Rights group: abuses continue in Chechnya

Jan 23, 2003 Posted: 15:36 Moscow time (11:36 GMT)

VLADIKAVKAZ - Chechen civilians continue to be abducted, beaten and  killed by Russian security forces, an international human rights  group said Wednesday, while about 20 Chechen women staged a protest  in a neighboring republic in a bid to draw international attention to  the plight of their relatives.

The Vienna-based International Helsinki Federation for Human Rights  said that despite government assurances that the situation in  Chechnya is stabilizing, local human rights monitors continue to  receive reports of abuses.

The Helsinki Federation, citing statistics from the Russian-based  Memorial group, said that 11 men disappeared from one district in the  Chechen capital, Grozny, in the first two weeks of January.

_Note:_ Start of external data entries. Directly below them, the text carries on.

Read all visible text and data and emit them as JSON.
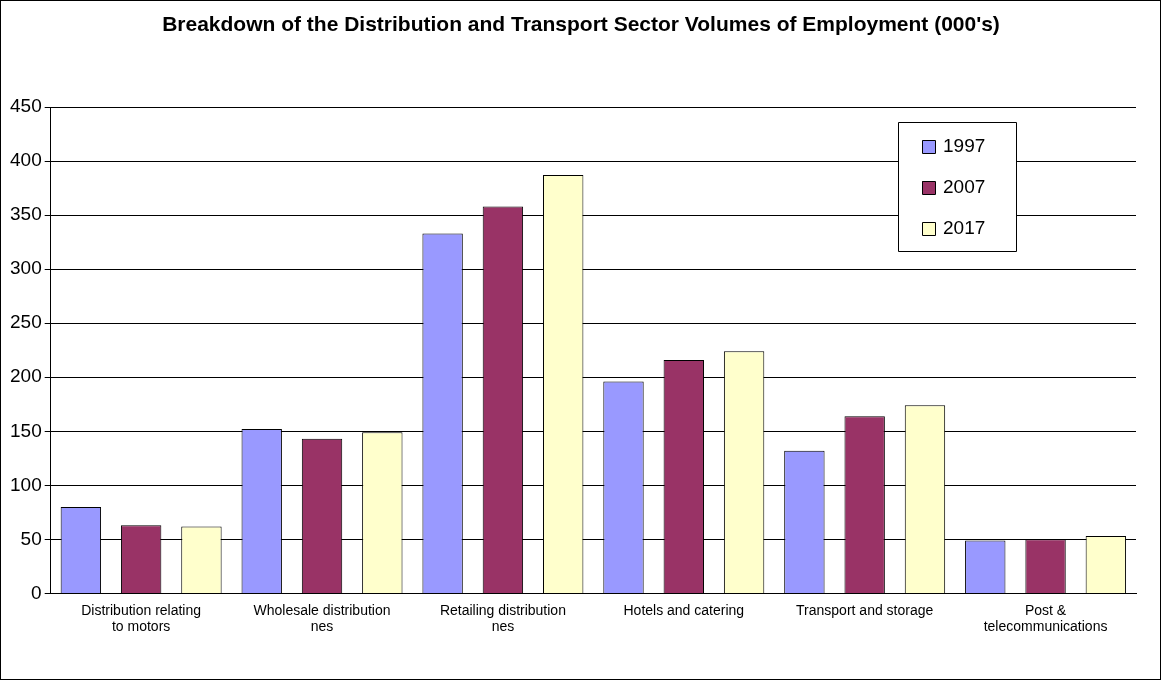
{
  "chart_data": {
    "type": "bar",
    "title": "Breakdown of the Distribution and Transport Sector Volumes of Employment (000's)",
    "categories": [
      "Distribution relating to motors",
      "Wholesale distribution nes",
      "Retailing distribution nes",
      "Hotels and catering",
      "Transport and storage",
      "Post & telecommunications"
    ],
    "series": [
      {
        "name": "1997",
        "color": "#9999ff",
        "values": [
          80,
          152,
          333,
          196,
          132,
          49
        ]
      },
      {
        "name": "2007",
        "color": "#993366",
        "values": [
          63,
          143,
          358,
          216,
          164,
          50
        ]
      },
      {
        "name": "2017",
        "color": "#ffffcc",
        "values": [
          62,
          149,
          387,
          224,
          174,
          53
        ]
      }
    ],
    "ylim": [
      0,
      450
    ],
    "yticks": [
      0,
      50,
      100,
      150,
      200,
      250,
      300,
      350,
      400,
      450
    ],
    "grid": "y",
    "legend": "top right"
  }
}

On Jan.  14, four other people were abducted near the central market, and  numerous people were beaten, including a pregnant woman, the group  said in a press release.

Zura Betieva, 54, who took part in a protest in Nazran, the capital  of Ingushetia, bordering Chechnya, said she wanted to call attention  to the disappearance of her 30-year-old nephew Ilyas Kurbanov and his  two friends.

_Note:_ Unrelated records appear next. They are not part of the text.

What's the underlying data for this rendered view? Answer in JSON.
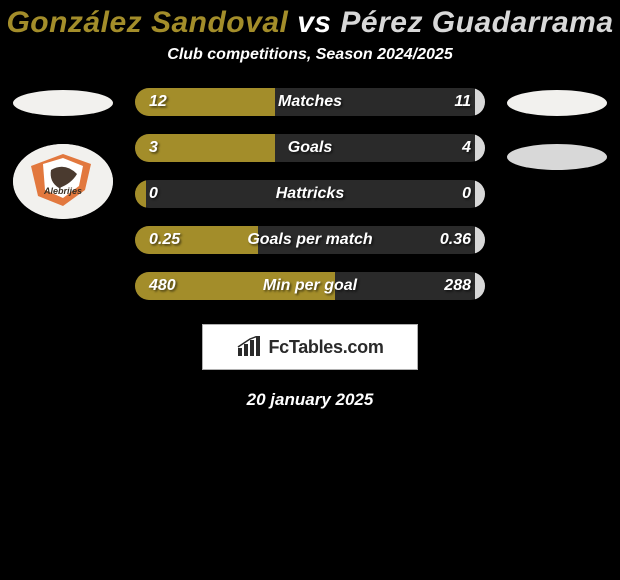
{
  "title": {
    "left_name": "González Sandoval",
    "vs": "vs",
    "right_name": "Pérez Guadarrama",
    "left_color": "#a38d2a",
    "right_color": "#d8d8d8"
  },
  "subtitle": "Club competitions, Season 2024/2025",
  "left_player": {
    "headshot_bg": "#f2f1ee",
    "club_badge_bg": "#f2f1ee",
    "club_badge_label": "Alebrijes",
    "club_badge_accent": "#e06a2a"
  },
  "right_player": {
    "headshot_bg": "#f2f1ee",
    "club_badge_bg": "#d8d8d8"
  },
  "chart": {
    "track_color": "#2a2a2a",
    "left_fill_color": "#a38d2a",
    "right_fill_color": "#d8d8d8",
    "bars": [
      {
        "label": "Matches",
        "left_value": "12",
        "right_value": "11",
        "left_width_pct": 40,
        "right_width_pct": 3
      },
      {
        "label": "Goals",
        "left_value": "3",
        "right_value": "4",
        "left_width_pct": 40,
        "right_width_pct": 3
      },
      {
        "label": "Hattricks",
        "left_value": "0",
        "right_value": "0",
        "left_width_pct": 3,
        "right_width_pct": 3
      },
      {
        "label": "Goals per match",
        "left_value": "0.25",
        "right_value": "0.36",
        "left_width_pct": 35,
        "right_width_pct": 3
      },
      {
        "label": "Min per goal",
        "left_value": "480",
        "right_value": "288",
        "left_width_pct": 57,
        "right_width_pct": 3
      }
    ]
  },
  "brand": {
    "icon": "bars-icon",
    "text": "FcTables.com"
  },
  "date": "20 january 2025"
}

"Their fate is unknown," said Betieva.

Russian troops insist that military abuses are not widespread, and  that all such incidents are prosecuted.

Prosecutor General Vladimir Ustinov told Russia's Echo of Moscow  radio on Wednesday that 26 serviceman, including four officers, were  convicted last year of crimes in Chechnya, ITAR-Tass news agency  reported. Military courts are considering 57 cases, including 14 on  murder charges, two for rape, and 18 on property theft, he said,  according to ITAR-Tass.

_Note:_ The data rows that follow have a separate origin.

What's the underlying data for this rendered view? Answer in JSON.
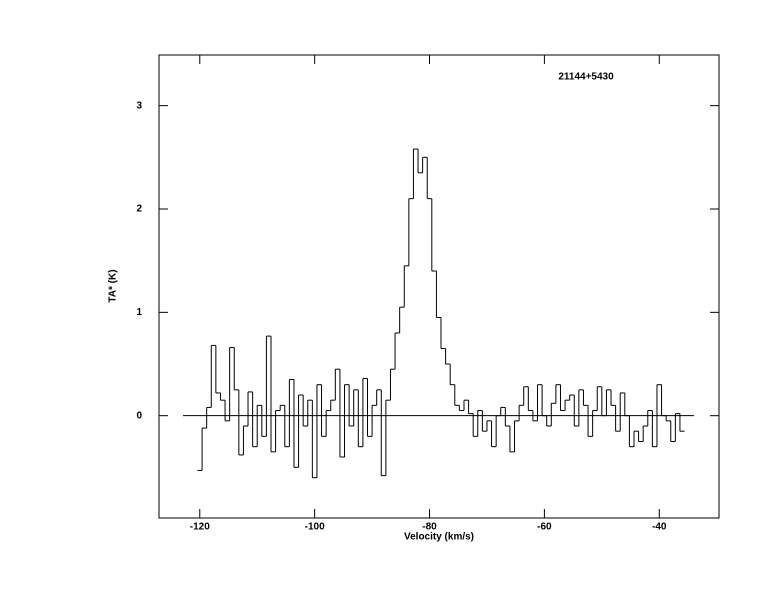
{
  "chart_data": {
    "type": "step",
    "title": "21144+5430",
    "x_label": "Velocity (km/s)",
    "y_label": "TA* (K)",
    "xlim": [
      -127.1,
      -29.6
    ],
    "ylim": [
      -0.99,
      3.49
    ],
    "xticks": [
      -120,
      -100,
      -80,
      -60,
      -40
    ],
    "yticks": [
      0,
      1,
      2,
      3
    ],
    "color": "#000000",
    "x": [
      -120.0,
      -119.2,
      -118.4,
      -117.6,
      -116.8,
      -116.0,
      -115.2,
      -114.4,
      -113.6,
      -112.8,
      -112.0,
      -111.2,
      -110.4,
      -109.6,
      -108.8,
      -108.0,
      -107.2,
      -106.4,
      -105.6,
      -104.8,
      -104.0,
      -103.2,
      -102.4,
      -101.6,
      -100.8,
      -100.0,
      -99.2,
      -98.4,
      -97.6,
      -96.8,
      -96.0,
      -95.2,
      -94.4,
      -93.6,
      -92.8,
      -92.0,
      -91.2,
      -90.4,
      -89.6,
      -88.8,
      -88.0,
      -87.2,
      -86.4,
      -85.6,
      -84.8,
      -84.0,
      -83.2,
      -82.4,
      -81.6,
      -80.8,
      -80.0,
      -79.2,
      -78.4,
      -77.6,
      -76.8,
      -76.0,
      -75.2,
      -74.4,
      -73.6,
      -72.8,
      -72.0,
      -71.2,
      -70.4,
      -69.6,
      -68.8,
      -68.0,
      -67.2,
      -66.4,
      -65.6,
      -64.8,
      -64.0,
      -63.2,
      -62.4,
      -61.6,
      -60.8,
      -60.0,
      -59.2,
      -58.4,
      -57.6,
      -56.8,
      -56.0,
      -55.2,
      -54.4,
      -53.6,
      -52.8,
      -52.0,
      -51.2,
      -50.4,
      -49.6,
      -48.8,
      -48.0,
      -47.2,
      -46.4,
      -45.6,
      -44.8,
      -44.0,
      -43.2,
      -42.4,
      -41.6,
      -40.8,
      -40.0,
      -39.2,
      -38.4,
      -37.6,
      -36.8,
      -36.0
    ],
    "values": [
      -0.53,
      -0.12,
      0.08,
      0.68,
      0.22,
      0.15,
      -0.05,
      0.66,
      0.25,
      -0.38,
      -0.1,
      0.23,
      -0.3,
      0.1,
      -0.2,
      0.77,
      -0.35,
      0.05,
      0.1,
      -0.3,
      0.35,
      -0.5,
      0.2,
      -0.1,
      0.15,
      -0.6,
      0.3,
      -0.2,
      0.05,
      0.15,
      0.45,
      -0.4,
      0.3,
      -0.1,
      0.25,
      -0.3,
      0.36,
      -0.2,
      0.1,
      0.25,
      -0.58,
      0.15,
      0.45,
      0.8,
      1.05,
      1.45,
      2.1,
      2.58,
      2.35,
      2.5,
      2.1,
      1.4,
      0.95,
      0.65,
      0.5,
      0.3,
      0.1,
      0.05,
      0.15,
      0.02,
      -0.2,
      0.05,
      -0.15,
      -0.05,
      -0.3,
      0.0,
      0.08,
      -0.1,
      -0.35,
      -0.05,
      0.1,
      0.28,
      0.05,
      -0.05,
      0.3,
      0.0,
      -0.1,
      0.12,
      0.3,
      0.05,
      0.15,
      0.2,
      -0.1,
      0.25,
      0.1,
      -0.2,
      0.05,
      0.28,
      0.0,
      0.25,
      0.1,
      -0.15,
      0.22,
      0.0,
      -0.3,
      -0.15,
      -0.25,
      -0.1,
      0.05,
      -0.3,
      0.3,
      0.0,
      -0.05,
      -0.25,
      0.02,
      -0.15
    ]
  }
}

Khadzh Seliyev, 67, who joined the women at the protest in Nazran  said that last October, people in camouflage and masks broke into his  home and took away his 26-year-old son, Beslan. Seliyev said he has  been told that despite the many checkpoints that his son's captors  would have had to pass through, "no one saw anything."

Wednesday's protests came as a European envoy who reports on Chechnya to Europe's oldest human rights body was in the breakaway republic.  Lord Frank Judd, who reports to the Parliamentary Assembly of the  Council of Europe, has long been critical of the Russian military's strong-arm tactics in Chechnya, and has pushed the Kremlin to find a political solution.